Myristicin from the pyrolysis product
The above pyrolysis product (3.3 g.) was methylenated by the method described in the previously mentioned preparation of myristicin, and the neutral product distilled, bp 86-87°C/0.20-0.18 mmHg (0.6 g). On treatment of 0.18 g with bromine (3 ml) at 0°C, it formed tetrabromomyristicin (0.25 g), colourless needles from alcohol, mp 128°C, undepressed by admixture with an authentic specimen.
The identity of the methylenated material with myristicin was further confirmed by rearrangement to isomyristicin, and the formation of its tetrabromo-derivative, mp 157°C, raised to 158°C on admixture with authentic material, mp 159°C.

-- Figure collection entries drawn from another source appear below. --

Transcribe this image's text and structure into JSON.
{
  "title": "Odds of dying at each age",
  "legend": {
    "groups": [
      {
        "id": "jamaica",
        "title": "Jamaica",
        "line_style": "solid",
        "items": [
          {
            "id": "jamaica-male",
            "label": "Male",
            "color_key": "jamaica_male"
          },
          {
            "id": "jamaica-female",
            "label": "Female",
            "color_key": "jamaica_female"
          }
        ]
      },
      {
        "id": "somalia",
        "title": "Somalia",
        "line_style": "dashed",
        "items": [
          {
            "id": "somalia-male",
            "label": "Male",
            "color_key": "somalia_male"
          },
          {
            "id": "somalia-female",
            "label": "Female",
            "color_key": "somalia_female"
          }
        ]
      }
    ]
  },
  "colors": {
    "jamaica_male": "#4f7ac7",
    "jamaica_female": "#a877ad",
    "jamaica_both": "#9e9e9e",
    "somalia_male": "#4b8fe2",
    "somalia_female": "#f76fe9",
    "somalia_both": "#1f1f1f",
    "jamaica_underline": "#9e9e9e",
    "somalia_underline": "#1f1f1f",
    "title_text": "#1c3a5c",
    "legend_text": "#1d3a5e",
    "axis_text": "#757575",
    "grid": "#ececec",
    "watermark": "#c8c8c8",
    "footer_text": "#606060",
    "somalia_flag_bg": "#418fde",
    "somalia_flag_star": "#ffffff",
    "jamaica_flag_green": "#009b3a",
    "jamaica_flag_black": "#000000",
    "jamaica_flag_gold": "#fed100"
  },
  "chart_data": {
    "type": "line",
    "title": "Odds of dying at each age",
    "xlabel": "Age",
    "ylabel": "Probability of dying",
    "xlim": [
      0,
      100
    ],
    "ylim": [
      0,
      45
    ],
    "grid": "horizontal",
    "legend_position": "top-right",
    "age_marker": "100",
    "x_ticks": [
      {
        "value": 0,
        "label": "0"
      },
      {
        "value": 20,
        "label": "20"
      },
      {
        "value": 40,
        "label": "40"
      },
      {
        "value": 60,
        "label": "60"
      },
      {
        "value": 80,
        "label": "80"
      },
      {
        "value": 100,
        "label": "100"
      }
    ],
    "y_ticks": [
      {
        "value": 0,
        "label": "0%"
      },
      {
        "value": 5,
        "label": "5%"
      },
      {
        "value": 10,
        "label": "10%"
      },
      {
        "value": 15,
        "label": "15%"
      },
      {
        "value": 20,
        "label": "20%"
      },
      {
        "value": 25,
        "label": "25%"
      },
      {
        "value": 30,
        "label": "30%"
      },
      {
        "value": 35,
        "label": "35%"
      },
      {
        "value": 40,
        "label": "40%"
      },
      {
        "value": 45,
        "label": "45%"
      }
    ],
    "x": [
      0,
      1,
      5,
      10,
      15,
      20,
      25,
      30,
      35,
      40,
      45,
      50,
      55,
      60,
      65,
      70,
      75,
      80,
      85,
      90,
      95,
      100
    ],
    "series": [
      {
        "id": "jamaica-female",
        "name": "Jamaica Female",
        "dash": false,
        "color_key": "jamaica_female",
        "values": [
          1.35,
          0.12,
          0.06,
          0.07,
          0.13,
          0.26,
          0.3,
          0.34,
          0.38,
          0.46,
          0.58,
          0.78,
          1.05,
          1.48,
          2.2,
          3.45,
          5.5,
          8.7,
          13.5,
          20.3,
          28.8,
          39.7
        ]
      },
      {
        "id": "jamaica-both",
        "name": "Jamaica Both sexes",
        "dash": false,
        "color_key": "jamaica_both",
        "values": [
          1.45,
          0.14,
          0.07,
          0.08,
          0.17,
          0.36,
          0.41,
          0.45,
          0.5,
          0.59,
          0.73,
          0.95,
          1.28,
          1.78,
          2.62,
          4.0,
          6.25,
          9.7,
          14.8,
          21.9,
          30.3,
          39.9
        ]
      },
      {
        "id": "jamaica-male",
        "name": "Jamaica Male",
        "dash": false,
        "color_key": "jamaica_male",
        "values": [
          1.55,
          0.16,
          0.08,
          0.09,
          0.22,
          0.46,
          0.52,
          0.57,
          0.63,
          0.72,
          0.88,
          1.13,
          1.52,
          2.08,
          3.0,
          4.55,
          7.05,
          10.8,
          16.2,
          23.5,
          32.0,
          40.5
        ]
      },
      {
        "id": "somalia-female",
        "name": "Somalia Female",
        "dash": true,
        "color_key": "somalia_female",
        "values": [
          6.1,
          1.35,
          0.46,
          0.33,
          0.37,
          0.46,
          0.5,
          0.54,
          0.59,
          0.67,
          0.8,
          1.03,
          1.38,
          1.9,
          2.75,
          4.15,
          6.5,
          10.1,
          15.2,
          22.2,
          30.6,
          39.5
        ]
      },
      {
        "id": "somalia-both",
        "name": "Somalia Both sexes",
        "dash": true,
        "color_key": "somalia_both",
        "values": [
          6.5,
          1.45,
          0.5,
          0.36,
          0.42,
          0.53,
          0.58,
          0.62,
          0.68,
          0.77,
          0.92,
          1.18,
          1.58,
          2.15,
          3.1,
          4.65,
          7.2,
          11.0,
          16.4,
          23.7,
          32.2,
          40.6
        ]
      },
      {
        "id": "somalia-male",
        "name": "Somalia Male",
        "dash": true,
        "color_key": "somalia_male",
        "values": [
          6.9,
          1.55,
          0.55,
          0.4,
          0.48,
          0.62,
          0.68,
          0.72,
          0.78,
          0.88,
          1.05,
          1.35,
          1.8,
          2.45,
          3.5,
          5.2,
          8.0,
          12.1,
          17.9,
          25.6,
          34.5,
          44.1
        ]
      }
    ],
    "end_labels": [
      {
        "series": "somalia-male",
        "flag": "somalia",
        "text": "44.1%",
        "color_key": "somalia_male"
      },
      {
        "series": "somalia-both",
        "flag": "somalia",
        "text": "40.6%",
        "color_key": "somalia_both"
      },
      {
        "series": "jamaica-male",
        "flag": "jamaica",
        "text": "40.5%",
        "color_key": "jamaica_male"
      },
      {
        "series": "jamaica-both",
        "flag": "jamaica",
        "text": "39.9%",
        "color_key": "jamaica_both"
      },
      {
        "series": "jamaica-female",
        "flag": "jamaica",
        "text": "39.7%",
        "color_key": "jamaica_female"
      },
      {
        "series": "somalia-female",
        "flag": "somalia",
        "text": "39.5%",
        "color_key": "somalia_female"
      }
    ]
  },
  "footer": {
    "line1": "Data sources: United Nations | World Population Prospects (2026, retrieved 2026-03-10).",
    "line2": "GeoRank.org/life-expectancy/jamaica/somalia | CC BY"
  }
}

Identification of the pyrolysis product
The above pyrolysis product (0.8 g) was treated with methyl sulphate (3 lots of 1 ml) in an atmosphere of hydrogen, with addition of 10% sodium hydroxide and shaking till alkaline after each lot of methyl sulphate. The methyl ether (0.7 g) was isolated by extraction with ether and rearranged by being heated for 48 hours on the steam-bath with potassium hydroxide (2.6g) and alcohol (10 ml). Steam distillation and ether extraction of the distillate yielded an oil (0.5g) which was dissolved in acetone (20 ml.) and oxidised by the gradual addition of potassium permanganate (powdered; 1g) with shaking. Heat was evolved, and the reaction was completed by warming on the steam-bath for a few minutes. Any unchanged oil was removed by steam distillation and sodium hydrogen sulphite and dilute sulphuric acid were added to the residual solution. The product and which crystallised (0.15 g.) had mp 105-145°C and formed colourless needles after one crystallisation from water (charcoal); mp 169-170°C, undepressed by admixture with 3,4,5-trimethoxybenzoic acid (O-trimethylgallic acid).